CLARKSBURG, W.Va. – After a two-year hiatus due to the pandemic, the Empty Bowls Soup-er Luncheon returned to the First United Methodist Church in downtown Clarksburg on Saturday.
With rising food prices in the grocery stores causing families to seek assistance with food insecurity, two local non-profits are getting some aid for being part of the solution for food insecurity.
The Mustard Seed has been feeding people since the 1970s, additionally they provide clothing, shoes and household goods to families in need.
“We operate on faith and just the goodness of this community, feeding so many people, it’s a wonderful way to share our lives’ with others,” said Dolores Yoke, president of the Clarksburg Mustard Seed, “The Mustard Seed last Thursday fed 40 families and prepared food boxes on Friday for another 35 families.”

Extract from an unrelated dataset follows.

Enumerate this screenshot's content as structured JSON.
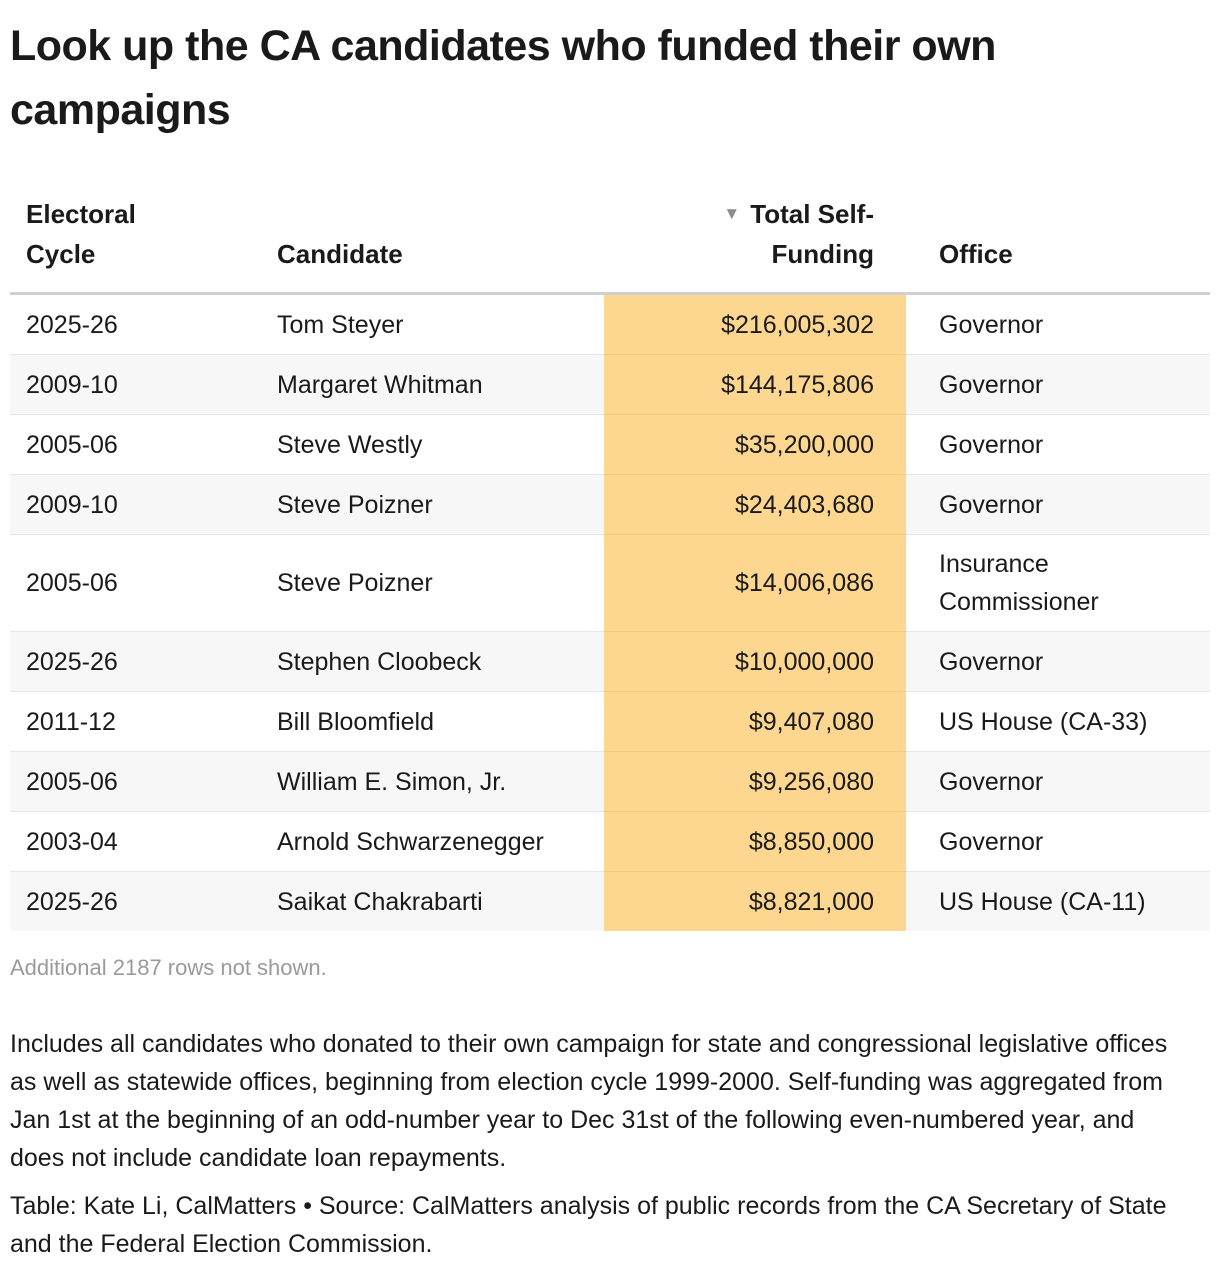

The Clarksburg Mission has been serving and feeding people for 52 years in the Glen Elk area. It is a shelter for the homeless and has an addiction recovery center.

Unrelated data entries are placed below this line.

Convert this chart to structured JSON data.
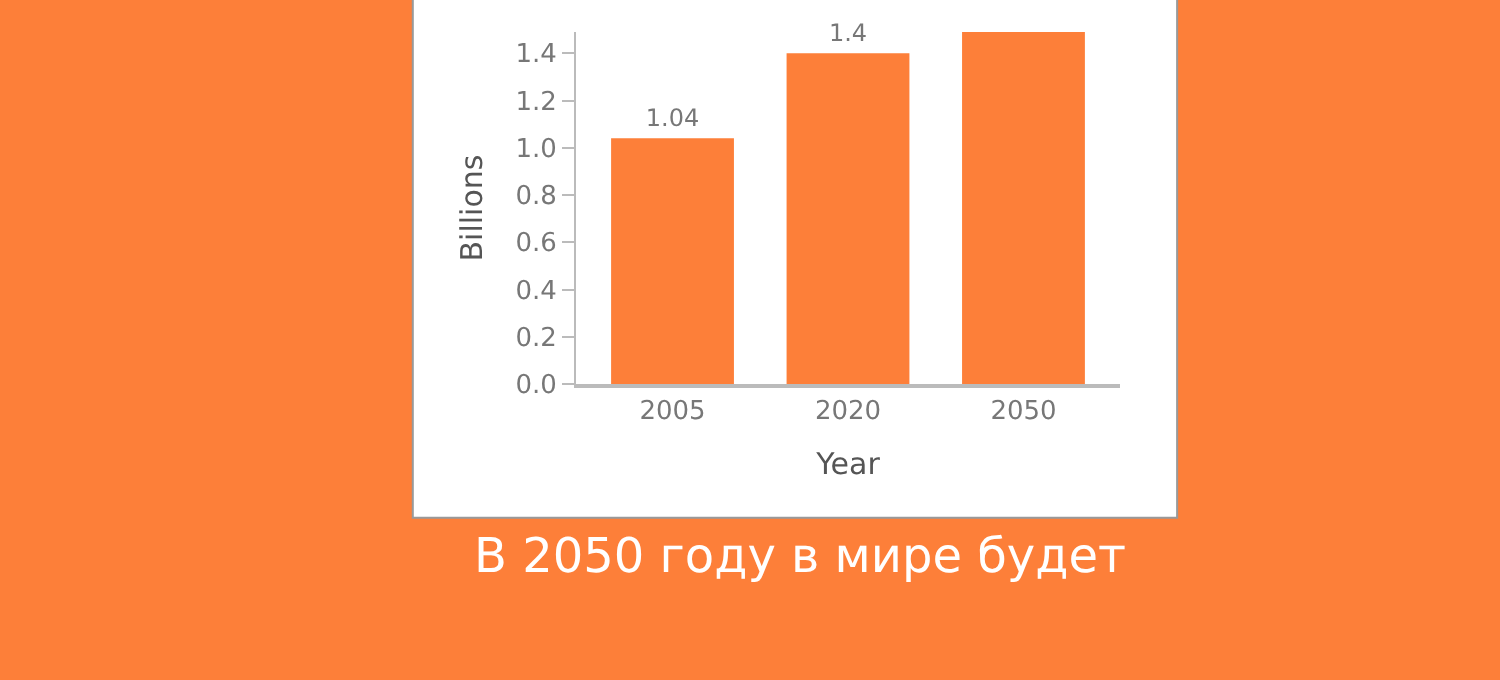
{
  "chart_data": {
    "type": "bar",
    "xlabel": "Year",
    "ylabel": "Billions",
    "categories": [
      "2005",
      "2020",
      "2050"
    ],
    "values": [
      1.04,
      1.4,
      1.49
    ],
    "value_labels": [
      "1.04",
      "1.4",
      null
    ],
    "color": "#fd7f39",
    "ylim": [
      0,
      1.49
    ],
    "yticks": [
      {
        "value": 0,
        "label": "0.0"
      },
      {
        "value": 0.2,
        "label": "0.2"
      },
      {
        "value": 0.4,
        "label": "0.4"
      },
      {
        "value": 0.6,
        "label": "0.6"
      },
      {
        "value": 0.8,
        "label": "0.8"
      },
      {
        "value": 1.0,
        "label": "1.0"
      },
      {
        "value": 1.2,
        "label": "1.2"
      },
      {
        "value": 1.4,
        "label": "1.4"
      }
    ],
    "legend": false,
    "annotations": [
      "В 2050 году в мире будет"
    ]
  }
}
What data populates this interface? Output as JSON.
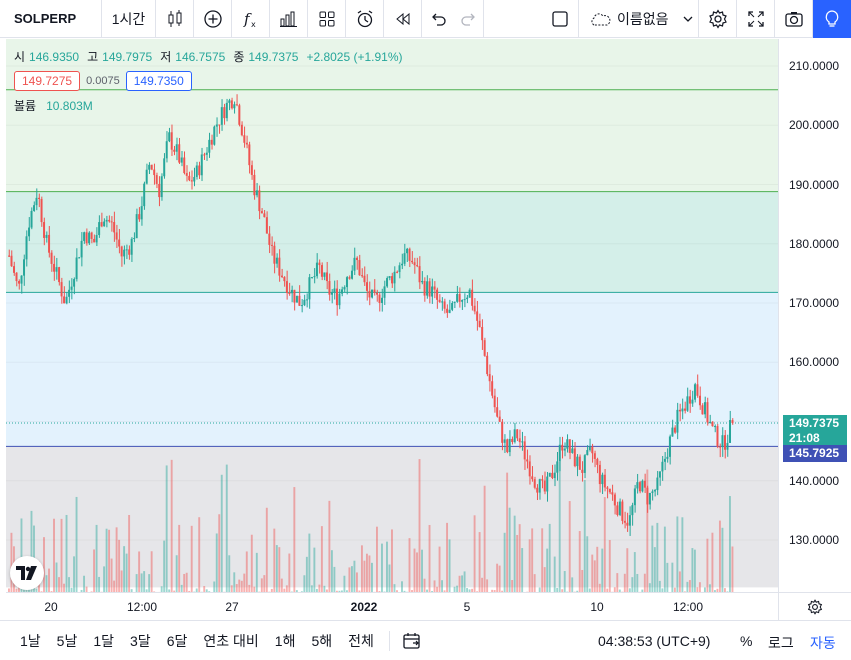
{
  "toolbar": {
    "symbol": "SOLPERP",
    "interval": "1시간",
    "layout_name": "이름없음",
    "icons": [
      "candle-style-icon",
      "add-indicator-icon",
      "function-icon",
      "bar-chart-icon",
      "templates-icon",
      "alert-icon",
      "replay-icon",
      "undo-icon",
      "redo-icon",
      "layout-square-icon",
      "cloud-icon",
      "chevron-down-icon",
      "settings-icon",
      "fullscreen-icon",
      "camera-icon",
      "idea-lightbulb-icon"
    ]
  },
  "legend": {
    "open_label": "시",
    "open": "146.9350",
    "high_label": "고",
    "high": "149.7975",
    "low_label": "저",
    "low": "146.7575",
    "close_label": "종",
    "close": "149.7375",
    "change": "+2.8025 (+1.91%)",
    "bid": "149.7275",
    "spread": "0.0075",
    "ask": "149.7350",
    "volume_label": "볼륨",
    "volume": "10.803M"
  },
  "price_axis": {
    "ticks": [
      "210.0000",
      "200.0000",
      "190.0000",
      "180.0000",
      "170.0000",
      "160.0000",
      "150.0000",
      "140.0000",
      "130.0000"
    ],
    "last_price": "149.7375",
    "countdown": "21:08",
    "line_price": "145.7925"
  },
  "time_axis": {
    "ticks": [
      {
        "label": "20",
        "bold": false
      },
      {
        "label": "12:00",
        "bold": false
      },
      {
        "label": "27",
        "bold": false
      },
      {
        "label": "2022",
        "bold": true
      },
      {
        "label": "5",
        "bold": false
      },
      {
        "label": "10",
        "bold": false
      },
      {
        "label": "12:00",
        "bold": false
      }
    ]
  },
  "bottom_bar": {
    "ranges": [
      "1날",
      "5날",
      "1달",
      "3달",
      "6달",
      "연초 대비",
      "1해",
      "5해",
      "전체"
    ],
    "clock": "04:38:53 (UTC+9)",
    "percent": "%",
    "log": "로그",
    "auto": "자동"
  },
  "colors": {
    "up": "#26a69a",
    "down": "#ef5350",
    "zone_top": "#e8f5e9",
    "zone_2": "#d4efe9",
    "zone_3": "#e3f2fd",
    "zone_bottom": "#e6e6e9",
    "accent": "#2962ff"
  },
  "chart_data": {
    "type": "candlestick",
    "ylim": [
      122,
      215
    ],
    "ticks": [
      210,
      200,
      190,
      180,
      170,
      160,
      150,
      140,
      130
    ],
    "horizontal_lines": [
      206,
      188.8,
      171.8,
      145.7925
    ],
    "zones": [
      {
        "from": 215,
        "to": 188.8,
        "color": "zone_top"
      },
      {
        "from": 188.8,
        "to": 171.8,
        "color": "zone_2"
      },
      {
        "from": 171.8,
        "to": 145.7925,
        "color": "zone_3"
      },
      {
        "from": 145.7925,
        "to": 122,
        "color": "zone_bottom"
      }
    ],
    "last_price": 149.7375,
    "price_path": [
      178,
      172,
      183,
      189,
      180,
      175,
      170,
      176,
      182,
      180,
      185,
      183,
      178,
      180,
      186,
      194,
      189,
      198,
      195,
      190,
      192,
      196,
      200,
      203,
      205,
      198,
      190,
      185,
      178,
      175,
      172,
      170,
      173,
      176,
      172,
      171,
      175,
      177,
      172,
      170,
      173,
      175,
      178,
      177,
      173,
      172,
      169,
      168,
      171,
      172,
      166,
      158,
      150,
      145,
      148,
      144,
      140,
      138,
      142,
      147,
      144,
      142,
      145,
      140,
      138,
      135,
      133,
      140,
      137,
      139,
      145,
      150,
      153,
      156,
      152,
      148,
      146,
      149.74
    ],
    "volume_max": 100
  }
}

“We do a lot of effort on recovery because addiction is the biggest part of homelessness these days, it’s a major cause and factor, it takes a lot to change a life,” said Lou Ortenzio, executive director for the Clarksburg Mission, “West Virginia is a resilient and compassionate community and this is part of the resilience, the generosity and compassion that West Virginia is known for, you know when we West Virginians certainly had some hard times but we persevere through it all”

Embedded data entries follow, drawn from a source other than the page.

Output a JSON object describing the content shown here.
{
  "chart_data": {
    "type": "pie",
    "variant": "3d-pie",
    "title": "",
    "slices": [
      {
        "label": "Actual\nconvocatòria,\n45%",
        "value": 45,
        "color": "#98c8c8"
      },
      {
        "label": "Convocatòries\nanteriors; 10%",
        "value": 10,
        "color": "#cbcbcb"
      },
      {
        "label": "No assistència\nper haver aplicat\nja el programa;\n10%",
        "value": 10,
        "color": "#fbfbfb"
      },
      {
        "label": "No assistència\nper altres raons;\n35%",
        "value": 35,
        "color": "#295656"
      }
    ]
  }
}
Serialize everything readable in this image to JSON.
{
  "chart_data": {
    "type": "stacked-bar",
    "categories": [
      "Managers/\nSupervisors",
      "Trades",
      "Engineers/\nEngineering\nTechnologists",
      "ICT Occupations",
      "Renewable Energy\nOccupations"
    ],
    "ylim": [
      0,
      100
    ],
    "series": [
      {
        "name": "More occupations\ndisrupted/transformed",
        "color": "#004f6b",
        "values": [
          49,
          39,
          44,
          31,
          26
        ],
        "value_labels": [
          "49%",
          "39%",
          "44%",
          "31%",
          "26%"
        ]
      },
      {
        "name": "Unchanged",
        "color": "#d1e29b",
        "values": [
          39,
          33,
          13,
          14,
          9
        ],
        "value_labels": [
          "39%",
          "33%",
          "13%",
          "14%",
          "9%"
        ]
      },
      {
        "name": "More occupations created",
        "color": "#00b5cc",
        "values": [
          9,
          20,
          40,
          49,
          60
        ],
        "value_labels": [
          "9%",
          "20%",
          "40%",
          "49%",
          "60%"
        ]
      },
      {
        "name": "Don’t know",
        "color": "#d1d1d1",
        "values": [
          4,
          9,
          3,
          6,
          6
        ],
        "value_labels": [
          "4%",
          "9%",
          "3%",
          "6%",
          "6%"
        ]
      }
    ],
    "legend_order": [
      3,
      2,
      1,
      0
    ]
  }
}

All the proceeds from the Empty Bowls Soup-er Luncheon will benefit the Mustard Seed and the Clarksburg Mission to help fight food insecurity in Harrison County.
The Harrison County 4-H painted all 400 bowls in 2019 and had over 50 volunteers helping to make the Empty Bowls Luncheon a success.
Everything for the luncheon on Saturday was donated by local businesses, restaurants and community sponsors.
The Mustard Seed is open 4-days-a-week on Monday, Tuesday, Thursday and Friday from 11 a.m. to 3 p.m.